На самом деле больше всего на свете его волнует не плохая оценка – он знает, что родители дадут ему денег и на мобильный, и на мотоцикл, и на карманные расходы, и на все, что нужно. Он не может смириться с тем, что кто-то сказал ему «нет». Нет, которое преследует его на каждом шагу, в каждой его мысли. Нет, нет, нет, нет, нет…

Эти буквы как автоматная очередь звучат в его сознании, абсолютно не умеющем справляться с разочарованием и отказом.

Ему бы хотелось отомстить, сразу, сейчас же, потому что он ненавидит ждать. Он несколько раз со всей силы ударяет ногой по двери, чтобы дать выход своей ярости. Сплевывает, сжимает кулаки, стискивает зубы с такой силой, что кажется, они вот-вот треснут и сломаются.

Он не может ждать, он не хочет ждать, потому что никто его этому не учил. Поэтому он должен что-то сделать, иначе он просто сойдет с ума. И в этот момент ему приходит в голову идея.

«Прекрасно», – думает он, набирая номер одного из своих друзей.

В ту пятницу я пришел домой на взводе.

Мне даже не с первого раза удалось вставить ключ в замочную скважину, и не со второго, и не с третьего… мои пальцы дрожали. Я вошел в дом и как можно скорее закрыл за собой дверь, как будто по ту сторону стоял призрак.

Родители еще не вернулись, и я ходил по гостиной взад и вперед, не зная, что делать. Я старался убедить себя, что ничего не произошло, что в понедельник, когда я вернусь в школу, все уже будет забыто.

Открыл холодильник, взял что-то перекусить и поднялся в свою комнату, чтобы найти убежище в комиксах. Всегда, когда случаются проблемы, я ищу спасения именно там.

Какое-то время я читал, перелистывая страницу за страницей и не переставая думать о том, что сделали бы Человек-паук, Супермен или Бэтмен на моем месте.

В итоге я понял, что просто просматривал картинки, но так и не смог на них сосредоточиться. Отложив комиксы в сторону, я растянулся на кровати, уставившись в потолок.

Начал рассматривать постеры, развешенные на стенах комнаты, пока не наткнулся взглядом на плакат с одной фразой, которая привлекла мое особое внимание: «Ты должен превратиться в нечто большее, чем человек, в сознании своего противника».

Я прочел фразу несколько раз подряд, как будто кто-то ее написал там специально для меня: «в нечто большее, чем человек…».

Какое-то время я еще полежал, глядя вверх и ничего не делая, просто выжидая, пока пройдет время, пока мне на телефон не пришло сообщение.

От страха меня буквально сбросило с кровати.

Привет, что случилось?

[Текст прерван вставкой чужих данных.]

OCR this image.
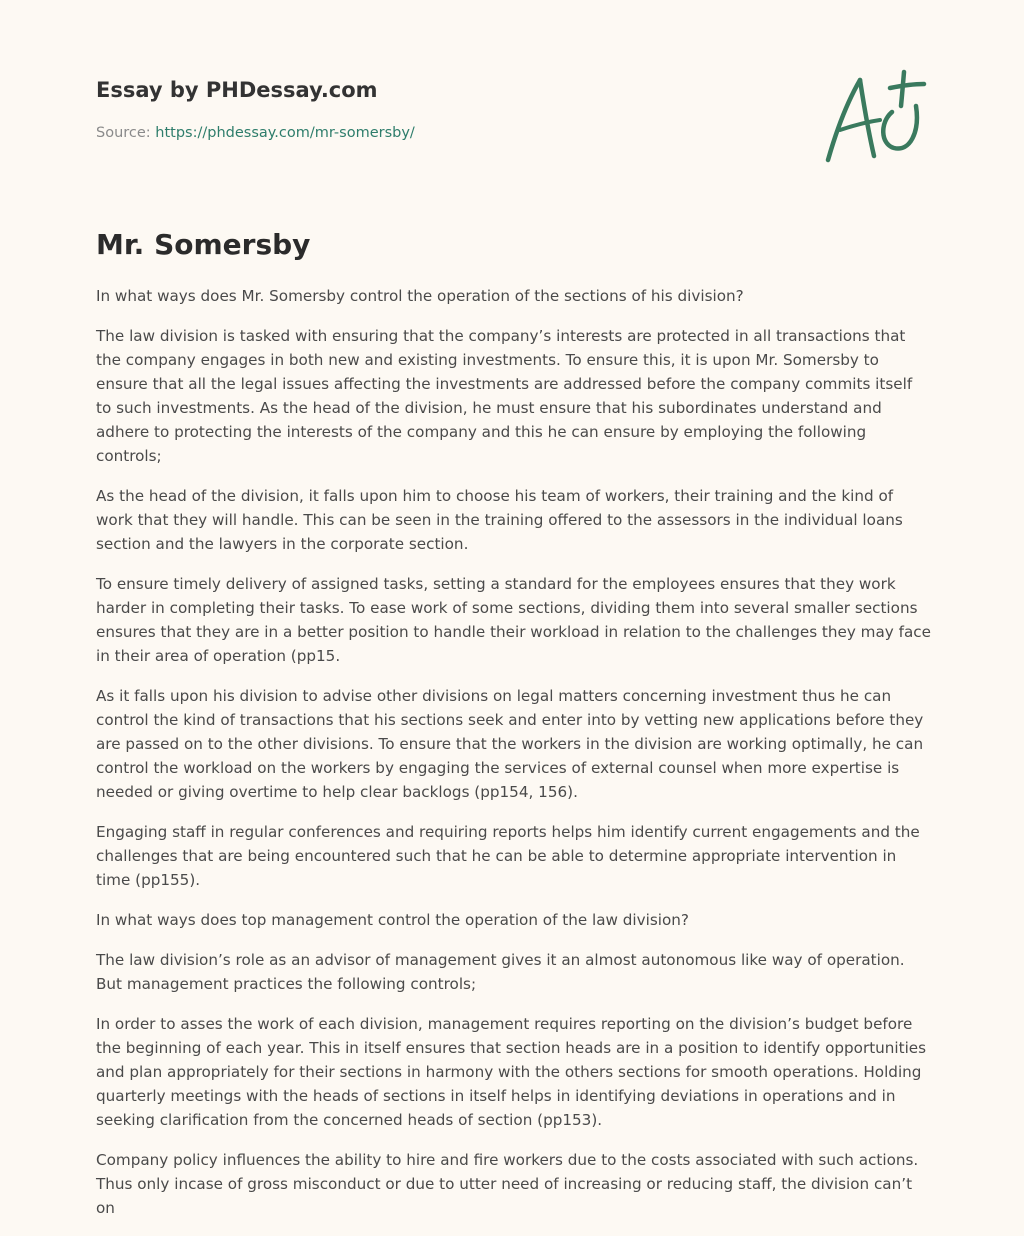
Essay by PHDessay.com
Source: https://phdessay.com/mr-somersby/
Mr. Somersby

In what ways does Mr. Somersby control the operation of the sections of his division?

The law division is tasked with ensuring that the company’s interests are protected in all transactions that the company engages in both new and existing investments. To ensure this, it is upon Mr. Somersby to ensure that all the legal issues affecting the investments are addressed before the company commits itself to such investments. As the head of the division, he must ensure that his subordinates understand and adhere to protecting the interests of the company and this he can ensure by employing the following controls;

As the head of the division, it falls upon him to choose his team of workers, their training and the kind of work that they will handle. This can be seen in the training offered to the assessors in the individual loans section and the lawyers in the corporate section.

To ensure timely delivery of assigned tasks, setting a standard for the employees ensures that they work harder in completing their tasks. To ease work of some sections, dividing them into several smaller sections ensures that they are in a better position to handle their workload in relation to the challenges they may face in their area of operation (pp15.

As it falls upon his division to advise other divisions on legal matters concerning investment thus he can control the kind of transactions that his sections seek and enter into by vetting new applications before they are passed on to the other divisions. To ensure that the workers in the division are working optimally, he can control the workload on the workers by engaging the services of external counsel when more expertise is needed or giving overtime to help clear backlogs (pp154, 156).

Engaging staff in regular conferences and requiring reports helps him identify current engagements and the challenges that are being encountered such that he can be able to determine appropriate intervention in time (pp155).

In what ways does top management control the operation of the law division?

The law division’s role as an advisor of management gives it an almost autonomous like way of operation. But management practices the following controls;

In order to asses the work of each division, management requires reporting on the division’s budget before the beginning of each year. This in itself ensures that section heads are in a position to identify opportunities and plan appropriately for their sections in harmony with the others sections for smooth operations. Holding quarterly meetings with the heads of sections in itself helps in identifying deviations in operations and in seeking clarification from the concerned heads of section (pp153).

Company policy influences the ability to hire and fire workers due to the costs associated with such actions. Thus only incase of gross misconduct or due to utter need of increasing or reducing staff, the division can’t on
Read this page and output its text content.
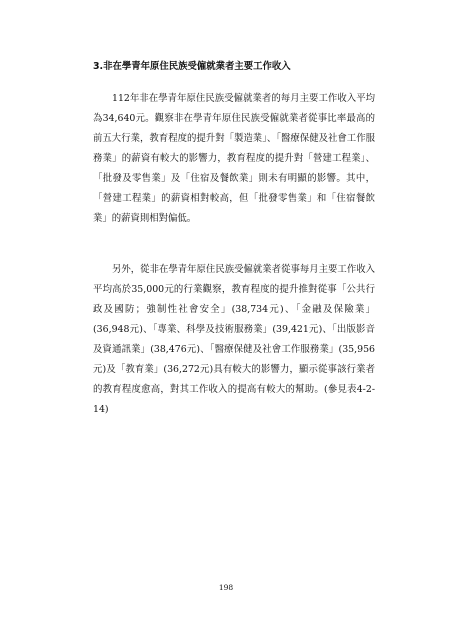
3.非在學青年原住民族受僱就業者主要工作收入

112年非在學青年原住民族受僱就業者的每月主要工作收入平均為34,640元。觀察非在學青年原住民族受僱就業者從事比率最高的前五大行業，教育程度的提升對「製造業」、「醫療保健及社會工作服務業」的薪資有較大的影響力，教育程度的提升對「營建工程業」、「批發及零售業」及「住宿及餐飲業」則未有明顯的影響。其中，「營建工程業」的薪資相對較高，但「批發零售業」和「住宿餐飲業」的薪資則相對偏低。

另外，從非在學青年原住民族受僱就業者從事每月主要工作收入平均高於35,000元的行業觀察，教育程度的提升推對從事「公共行政及國防；強制性社會安全」(38,734元)、「金融及保險業」(36,948元)、「專業、科學及技術服務業」(39,421元)、「出版影音及資通訊業」(38,476元)、「醫療保健及社會工作服務業」(35,956元)及「教育業」(36,272元)具有較大的影響力，顯示從事該行業者的教育程度愈高，對其工作收入的提高有較大的幫助。(參見表4-2-14)

198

Ты так быстро с экзамена ушел

Это был Заро.

Ничего, просто торопился

Да ладно, что случилось

Ничего

А что там с ММ

Тоже ничего. Хотел, чтобы я ему свои ответы отдал

Ты поосторожнее с этим

Да, все в порядке

Значит с экзаменом все ок

Все в порядке, да, все ок

Супер, у меня тоже, было несложно

И Кири

А то ты Кири не знаешь? Всегда говорит одно и то же: что все норм, а на самом деле все отлично

Что завтра делаешь

Наверно, с предками в магазин

Здорово, а мы в деревню

Отлично

Увидимся в понедельник

Ага

Хороших выходных.

:)

:))

:)))

:)))))))

И он перестал писать.

А я снова взял комикс, но не успел прочитать и двух страниц, как снова пришло сообщение.

«Вот липучка!» – подумал я, но, увидев экран телефона, понял, что сообщение не от него.

И сердце у меня заколотилось.

Привет!!!

Написали ему словно с той стороны экрана.

Привет!!!!!

Отвечает он, и у нее тоже начинает колотиться сердце. У нее дрожат пальцы, и каждая веснушка на лице, и даже улыбка.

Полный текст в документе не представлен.